14. Selon les requérantes, non contredites par le Gouvernement, au cours de son cycle de fabrication l'usine aurait libéré de grandes quantités de gaz inflammable ce qui aurait pu entraîner des réactions chimiques explosives libérant des substances hautement toxiques , ainsi que de l'anhydride sulfurique, de l'oxyde d'azote, du sodium, de l'ammoniaque, de l'hydrogène métallique, de l'acide benzoïque et surtout de l'anhydride d'arsenic.
15. Des accidents de fonctionnement s'étaient, en effet, déjà produits par le passé, le plus grave étant celui du 26 septembre 1976 lorsque l'explosion de la tour de lavage des gaz de synthèse d'ammoniaque laissa s'échapper plusieurs tonnes de solution de carbonate et de bicarbonate de potassium, contenant de l'anhydride d'arsenic. A cette occasion, 150 personnes durent être hospitalisées en raison d'une intoxication aiguë par l'arsenic.
16. Par ailleurs, dans un rapport du 8 décembre 1988, une commission technique nommée par la municipalité de Manfredonia établit notamment, qu'à cause de la position géographique de l'usine, les émissions de substances dans l'atmosphère étaient souvent canalisées vers la ville. Le rapport faisait état d'un refus de l'usine à une inspection de ladite commission et du fait que, d'après les résultats d'une étude menée par l'usine elle-même, les installations de traitement des fumées étaient insuffisantes et l'étude d'impact environnemental était incomplète.

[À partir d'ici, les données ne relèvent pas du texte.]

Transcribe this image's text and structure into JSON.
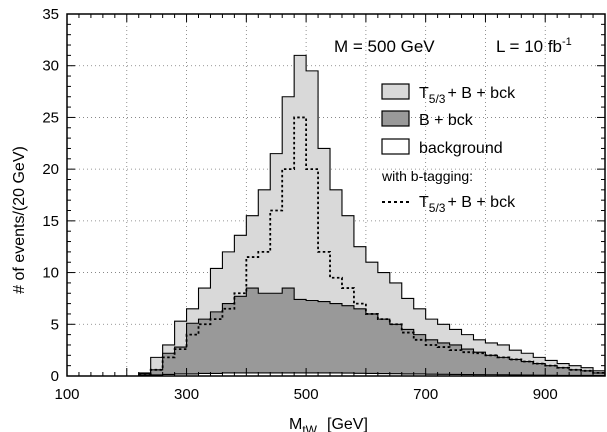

17. En 1989, l'usine limita son activité à la production de fertilisants, ce qui justifia son maintien dans la catégorie des usines dangereuses visées par le DPR 175/88. En 1993, les ministères de l'Environnement et de la Santé adoptèrent conjointement un arrêté prescrivant des mesures à adopter par l'usine afin d'améliorer la sécurité de la production en cours de fertilisants et, en cas de reprise de la production de caprolactame, la sécurité de celle-ci (paragraphe 27 ci-dessous).